The pathophysiology of spinal muscular atrophy, clinical context and significance

Axonal excitability measures have established dysfunction of axonal conductances and passive membrane properties in patients with spinal muscular atrophy. Short internodes are indicative of axonal regeneration, while the loss of K+ channels appears to be a feature of neurodegeneration, supporting a mixed pathology of degeneration and regeneration. Importantly, excitability changes were abnormal in the most clinically affected patients, critically indicating that the excitability changes relate to the process of neurodegeneration and compensatory partial regeneration.

The clinical course of spinal muscular atrophy suggests a substantial early loss of motor neurons followed by increasing stability of the surviving neurons with slow or no clinical deterioration. This suggestion may be supported by the striking finding of normal axonal excitability in the patients with mild spinal muscular atrophy from the present study, despite reduction in CMAP. Such amplitude reductions may reflect loss of vulnerable motor neurons, with relatively preserved function in the surviving axonal population. Similar findings have been demonstrated in amyotrophic lateral sclerosis and Wallerian degeneration, where alterations in axonal excitability were greatest during disease stages associated with the largest number of axonal loss (Kanai ; Moldovan ). As such, these findings would support the capacity for the ongoing existence of a set of robust and enduring motor neurons, likely related to sufficient SMN protein to provide physiological function. Altogether, axonal excitability measures in the surviving axons from the present study may provide insight into the hypothesis that the rate of neurodegeneration appears to slow reaching a plateau over time, reflecting the capacity for surviving axonal remodelling and collateral sprouting, concurrent with the process of neurodegeneration. Further these mechanisms may promote survival in less severe or chronic forms of spinal muscular atrophy.
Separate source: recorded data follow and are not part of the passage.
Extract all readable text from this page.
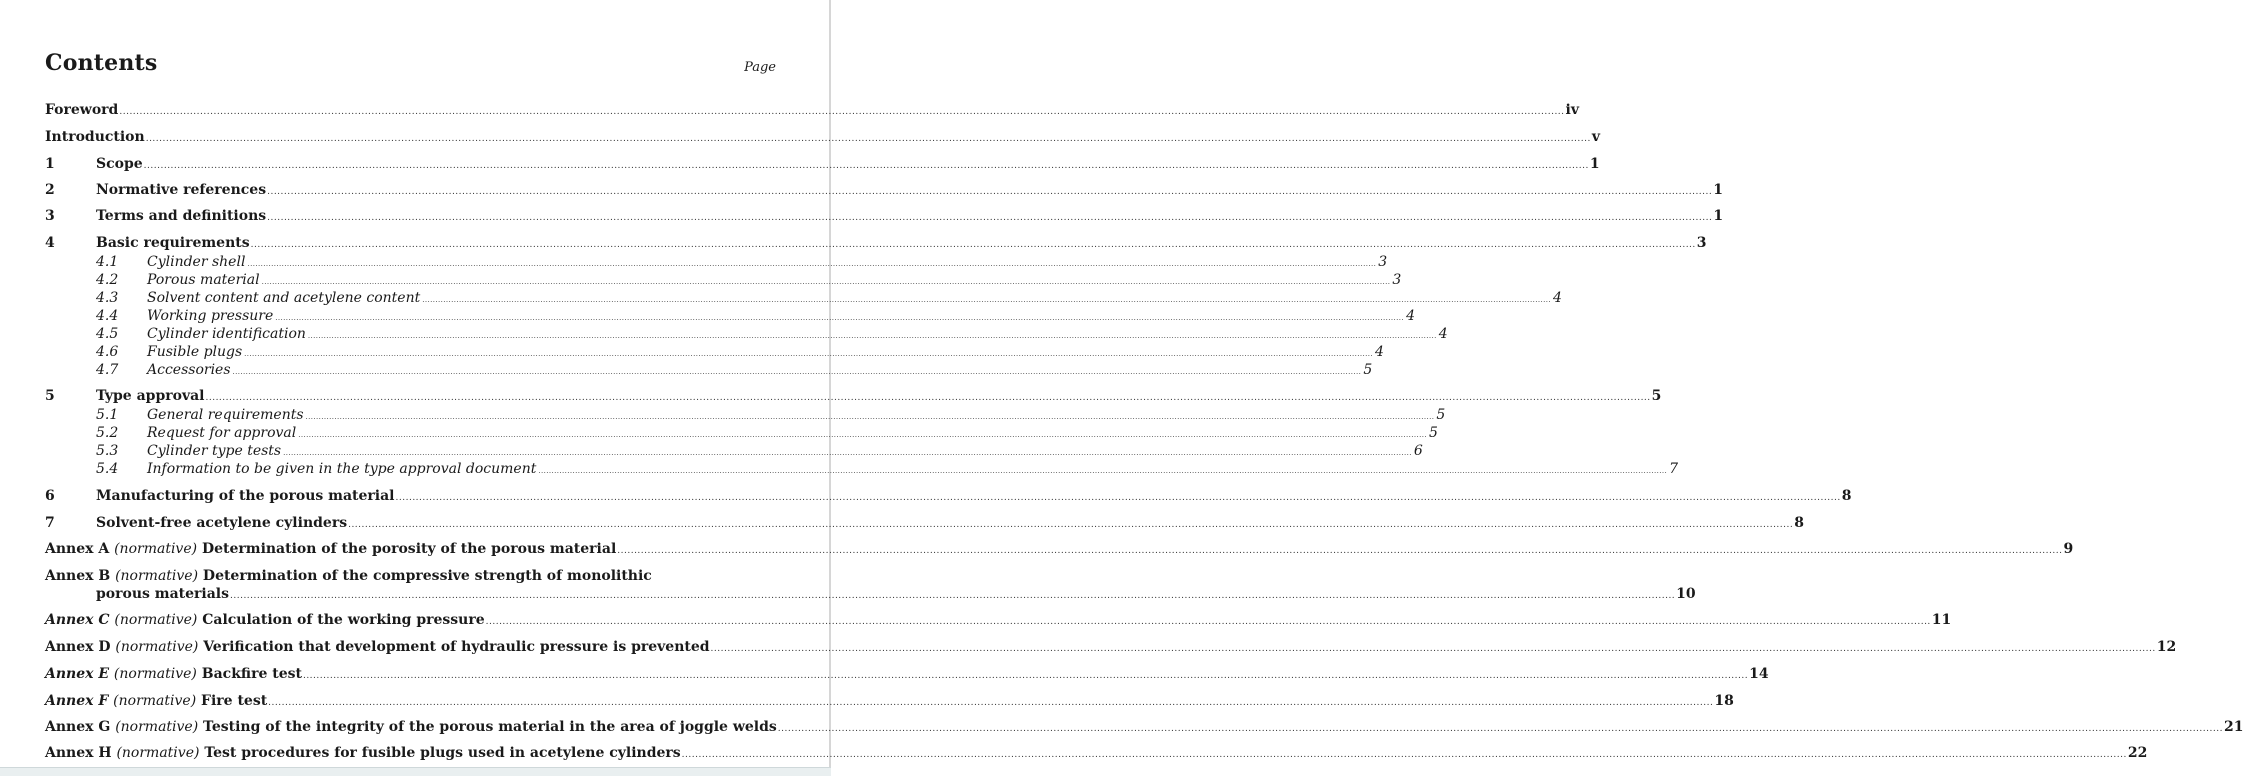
Contents	Page
Foreword .............................................................................................................................................................................................................................................................................................................................................................................................................................................. iv
Introduction .............................................................................................................................................................................................................................................................................................................................................................................................................................................. v
1	Scope .............................................................................................................................................................................................................................................................................................................................................................................................................................................. 1
2	Normative references .............................................................................................................................................................................................................................................................................................................................................................................................................................................. 1
3	Terms and definitions .............................................................................................................................................................................................................................................................................................................................................................................................................................................. 1
4	Basic requirements .............................................................................................................................................................................................................................................................................................................................................................................................................................................. 3
4.1 Cylinder shell .............................................................................................................................................................................................................................................................................................................................................................................................................................................. 3
4.2 Porous material .............................................................................................................................................................................................................................................................................................................................................................................................................................................. 3
4.3 Solvent content and acetylene content .............................................................................................................................................................................................................................................................................................................................................................................................................................................. 4
4.4 Working pressure .............................................................................................................................................................................................................................................................................................................................................................................................................................................. 4
4.5 Cylinder identification .............................................................................................................................................................................................................................................................................................................................................................................................................................................. 4
4.6 Fusible plugs .............................................................................................................................................................................................................................................................................................................................................................................................................................................. 4
4.7 Accessories .............................................................................................................................................................................................................................................................................................................................................................................................................................................. 5
5	Type approval .............................................................................................................................................................................................................................................................................................................................................................................................................................................. 5
5.1 General requirements .............................................................................................................................................................................................................................................................................................................................................................................................................................................. 5
5.2 Request for approval .............................................................................................................................................................................................................................................................................................................................................................................................................................................. 5
5.3 Cylinder type tests .............................................................................................................................................................................................................................................................................................................................................................................................................................................. 6
5.4 Information to be given in the type approval document .............................................................................................................................................................................................................................................................................................................................................................................................................................................. 7
6	Manufacturing of the porous material .............................................................................................................................................................................................................................................................................................................................................................................................................................................. 8
7	Solvent-free acetylene cylinders .............................................................................................................................................................................................................................................................................................................................................................................................................................................. 8
Annex A (normative) Determination of the porosity of the porous material .............................................................................................................................................................................................................................................................................................................................................................................................................................................. 9
Annex B (normative) Determination of the compressive strength of monolithic
porous materials .............................................................................................................................................................................................................................................................................................................................................................................................................................................. 10
Annex C (normative) Calculation of the working pressure .............................................................................................................................................................................................................................................................................................................................................................................................................................................. 11
Annex D (normative) Verification that development of hydraulic pressure is prevented .............................................................................................................................................................................................................................................................................................................................................................................................................................................. 12
Annex E (normative) Backfire test .............................................................................................................................................................................................................................................................................................................................................................................................................................................. 14
Annex F (normative) Fire test .............................................................................................................................................................................................................................................................................................................................................................................................................................................. 18
Annex G (normative) Testing of the integrity of the porous material in the area of joggle welds .............................................................................................................................................................................................................................................................................................................................................................................................................................................. 21
Annex H (normative) Test procedures for fusible plugs used in acetylene cylinders .............................................................................................................................................................................................................................................................................................................................................................................................................................................. 22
Although there remains no effective disease modifying treatment for patients with spinal muscular atrophy, several therapeutic strategies targeting the unique genomic and molecular basis of the disease and neuroprotective approaches are currently under development. Riluzole, the only disease modifying treatment for amyotrophic lateral sclerosis, blocks persistent Na+ channels (Urbani and Belluzzi, 2000; Kuo et al., 2005; Cheah et al., 2010) and is being explored as a potential therapy in spinal muscular atrophy following an open label study (Russman ). Of further relevance, open label and pilot studies in patients with spinal muscular atrophy have suggested potential benefit with valproic acid (Weihl ; Swoboda ). In addition to its action as a histone deacetylase inhibitor increasing full-length SMN levels, valproic acid blocks voltage-gated Na+ channels and consequently may also provide neuroprotection in spinal muscular atrophy. As such, results from the present study support further pursuit of these approaches. Clinical trials have held limited success to date, highlighting challenges in design, including utilizing sensitive and relevant outcome measures and targeting a patient group where there is the potential for improvement. As such, findings from the present series suggest that axonal excitability studies may be developed as a marker of spinal muscular atrophy severity and potentially incorporated into future treatment approaches.

Funding

Dr Farrar received grant support from the National Health and Medical Research Council of Australia: Medical Postgraduate Scholarship, ID568915.